Absolute release of glycosaminoglycans (GAG; a) and interleukin‐6 (IL‐6; b) until the first medium change at day 4 (green and red groups) and day 5 (blue group), followed by cumulative release until day 14 of daily loading and free‐swelling periods. Data are presented as mean values from 4 samples and standard deviation. A repeated measures two‐way ANOVA test was performed to analyze the effects of loading parameters and time, where a p < 0.05 (*) was statistically significant between the red and blue groups (a), red and green groups on day 2 (b) and red and green and red and blue groups on day 4 (b).

FIGURE 5

Cell viability was visualized and quantified in sections from non‐loaded controls and groups subjected to different loading parameters, stained with lactate dehydrogenase and ethidium homodimer. (a) Representative images show live cells (blue and blue/orange) and dead cells (orange) across a portion of the disc, encompassing the outer and inner annulus fibrosus (AF) and the transitional and central nucleus pulposus (NP).

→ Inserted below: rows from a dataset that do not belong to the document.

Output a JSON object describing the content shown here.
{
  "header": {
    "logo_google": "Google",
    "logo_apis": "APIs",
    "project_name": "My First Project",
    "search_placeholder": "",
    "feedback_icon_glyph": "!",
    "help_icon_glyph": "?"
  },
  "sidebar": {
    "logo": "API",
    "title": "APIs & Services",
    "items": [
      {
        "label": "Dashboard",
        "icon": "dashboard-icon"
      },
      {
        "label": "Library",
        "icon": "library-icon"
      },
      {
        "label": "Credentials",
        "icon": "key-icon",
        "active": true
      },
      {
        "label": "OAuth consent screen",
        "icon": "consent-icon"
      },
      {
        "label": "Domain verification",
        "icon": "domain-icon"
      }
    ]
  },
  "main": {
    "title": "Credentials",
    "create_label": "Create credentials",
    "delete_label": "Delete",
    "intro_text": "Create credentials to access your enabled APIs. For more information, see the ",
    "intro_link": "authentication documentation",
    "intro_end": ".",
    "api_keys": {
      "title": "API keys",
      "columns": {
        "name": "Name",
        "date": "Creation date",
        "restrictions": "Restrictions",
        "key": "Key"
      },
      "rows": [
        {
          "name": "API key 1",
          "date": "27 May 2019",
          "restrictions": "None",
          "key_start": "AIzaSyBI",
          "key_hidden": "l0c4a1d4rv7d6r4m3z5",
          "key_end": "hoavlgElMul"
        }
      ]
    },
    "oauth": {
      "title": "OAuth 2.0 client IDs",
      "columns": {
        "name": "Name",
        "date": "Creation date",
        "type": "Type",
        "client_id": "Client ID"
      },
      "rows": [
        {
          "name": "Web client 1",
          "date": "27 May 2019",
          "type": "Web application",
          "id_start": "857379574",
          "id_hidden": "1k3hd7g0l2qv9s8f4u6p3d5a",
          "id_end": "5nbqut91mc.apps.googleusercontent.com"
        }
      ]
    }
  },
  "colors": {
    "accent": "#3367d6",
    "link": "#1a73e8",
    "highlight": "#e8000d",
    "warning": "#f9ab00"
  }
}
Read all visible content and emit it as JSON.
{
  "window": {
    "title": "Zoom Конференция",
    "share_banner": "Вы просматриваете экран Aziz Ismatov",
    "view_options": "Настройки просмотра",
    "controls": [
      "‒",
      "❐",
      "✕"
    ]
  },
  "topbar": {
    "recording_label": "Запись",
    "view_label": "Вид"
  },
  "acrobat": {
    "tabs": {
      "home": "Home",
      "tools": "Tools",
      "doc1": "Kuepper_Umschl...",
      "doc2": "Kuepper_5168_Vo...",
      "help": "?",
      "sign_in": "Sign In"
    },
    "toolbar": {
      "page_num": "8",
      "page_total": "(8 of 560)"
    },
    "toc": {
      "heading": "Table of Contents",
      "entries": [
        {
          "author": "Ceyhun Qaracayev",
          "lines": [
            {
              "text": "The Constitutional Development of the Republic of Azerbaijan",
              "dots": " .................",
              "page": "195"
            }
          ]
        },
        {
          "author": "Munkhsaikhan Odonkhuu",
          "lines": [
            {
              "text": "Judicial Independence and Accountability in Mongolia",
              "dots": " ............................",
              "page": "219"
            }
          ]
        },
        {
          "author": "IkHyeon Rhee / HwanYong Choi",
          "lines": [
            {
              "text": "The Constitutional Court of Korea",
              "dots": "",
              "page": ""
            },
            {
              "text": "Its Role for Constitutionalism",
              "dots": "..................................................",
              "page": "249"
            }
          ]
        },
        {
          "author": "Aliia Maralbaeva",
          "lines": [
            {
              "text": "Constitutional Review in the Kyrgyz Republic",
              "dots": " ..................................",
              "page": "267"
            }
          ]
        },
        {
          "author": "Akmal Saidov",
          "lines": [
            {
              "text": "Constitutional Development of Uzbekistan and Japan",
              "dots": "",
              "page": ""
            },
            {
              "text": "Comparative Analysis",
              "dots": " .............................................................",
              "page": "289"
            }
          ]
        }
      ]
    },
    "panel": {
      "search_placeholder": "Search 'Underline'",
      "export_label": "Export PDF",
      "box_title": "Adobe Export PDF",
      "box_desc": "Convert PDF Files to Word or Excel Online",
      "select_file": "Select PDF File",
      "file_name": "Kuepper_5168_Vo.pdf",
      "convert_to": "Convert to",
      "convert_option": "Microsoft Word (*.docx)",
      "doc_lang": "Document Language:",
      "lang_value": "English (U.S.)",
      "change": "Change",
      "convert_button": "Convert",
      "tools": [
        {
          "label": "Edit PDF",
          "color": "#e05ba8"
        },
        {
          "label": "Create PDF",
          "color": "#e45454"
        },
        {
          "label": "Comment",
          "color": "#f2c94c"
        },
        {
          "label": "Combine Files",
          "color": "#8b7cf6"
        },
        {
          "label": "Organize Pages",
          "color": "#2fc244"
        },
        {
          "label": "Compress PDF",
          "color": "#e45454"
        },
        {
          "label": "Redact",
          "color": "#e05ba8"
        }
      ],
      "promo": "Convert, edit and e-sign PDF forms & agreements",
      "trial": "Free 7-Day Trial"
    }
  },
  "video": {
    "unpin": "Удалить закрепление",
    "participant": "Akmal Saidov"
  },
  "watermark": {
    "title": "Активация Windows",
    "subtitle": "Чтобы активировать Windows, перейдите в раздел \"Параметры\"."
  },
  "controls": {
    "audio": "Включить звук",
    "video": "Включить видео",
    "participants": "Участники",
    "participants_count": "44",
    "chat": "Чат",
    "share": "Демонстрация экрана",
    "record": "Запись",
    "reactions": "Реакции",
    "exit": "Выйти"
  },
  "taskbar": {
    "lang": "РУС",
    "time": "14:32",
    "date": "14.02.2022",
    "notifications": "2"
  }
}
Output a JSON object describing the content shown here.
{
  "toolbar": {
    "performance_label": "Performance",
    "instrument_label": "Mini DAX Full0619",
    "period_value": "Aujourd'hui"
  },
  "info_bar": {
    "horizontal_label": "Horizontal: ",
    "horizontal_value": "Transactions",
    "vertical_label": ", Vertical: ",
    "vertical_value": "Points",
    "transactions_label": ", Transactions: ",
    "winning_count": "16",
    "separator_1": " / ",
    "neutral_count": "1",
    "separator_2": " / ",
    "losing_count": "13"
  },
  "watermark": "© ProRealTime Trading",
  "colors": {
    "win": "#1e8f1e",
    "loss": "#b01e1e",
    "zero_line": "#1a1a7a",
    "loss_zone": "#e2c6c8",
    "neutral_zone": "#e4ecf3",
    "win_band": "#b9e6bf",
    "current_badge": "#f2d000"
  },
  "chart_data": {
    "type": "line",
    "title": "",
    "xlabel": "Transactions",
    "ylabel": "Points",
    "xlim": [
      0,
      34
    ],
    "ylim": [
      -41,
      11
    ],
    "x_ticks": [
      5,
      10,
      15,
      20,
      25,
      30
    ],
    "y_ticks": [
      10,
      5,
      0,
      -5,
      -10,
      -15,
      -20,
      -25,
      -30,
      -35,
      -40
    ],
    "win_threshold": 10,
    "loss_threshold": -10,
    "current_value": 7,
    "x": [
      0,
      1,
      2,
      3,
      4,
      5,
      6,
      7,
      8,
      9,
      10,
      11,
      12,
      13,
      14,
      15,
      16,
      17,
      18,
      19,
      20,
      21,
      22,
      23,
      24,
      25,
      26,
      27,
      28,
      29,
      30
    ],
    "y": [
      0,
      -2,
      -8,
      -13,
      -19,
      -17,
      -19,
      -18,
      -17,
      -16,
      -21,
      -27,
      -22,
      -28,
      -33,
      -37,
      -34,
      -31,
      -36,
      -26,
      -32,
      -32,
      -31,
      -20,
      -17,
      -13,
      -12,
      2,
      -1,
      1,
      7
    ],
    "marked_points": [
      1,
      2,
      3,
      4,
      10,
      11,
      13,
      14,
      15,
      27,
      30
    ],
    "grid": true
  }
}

Higher‐magnification images highlight selected regions of interest (scale bar 100 μm). (b) Quantification of cell viability in the regions of interest, including from the directly loaded side in compression and the counter‐loaded side in tension. Data represent the mean ± standard deviation of four loaded samples per group and ten control samples. Central NP data were derived from both counter‐loaded and directly loaded disc regions within the same section. Statistical analysis between loaded and counter‐loaded regions within individual groups was performed using parametric or non‐parametric t‐test. Different groups within the same region were analyzed using one‐way ANOVA or the Kruskal–Wallis test, where p < 0.05 (*), p < 0.01 (**), p < 0.001 (***) and p < 0.0001 (****) were statistically significant.

FIGURE 6

Expression of catabolic, anabolic, and inflammatory genes in the outer annulus fibrosus loaded in compression or tension and control samples. Gene expression was quantified using the comparative Ct method (ΔΔCt) normalized to an endogenous control gene and day 0 control samples. Samples below the detection limit were not shown on the graph. Statistical analysis between loaded groups, controls, and loaded groups, and compressed and tensed regions of individual groups was performed using the one‐way ANOVA or Kruskal–Wallis tests, where p < 0.05 (*), p < 0.01 (**), p < 0.001 (***) and p < 0.0001 (****) were statistically significant.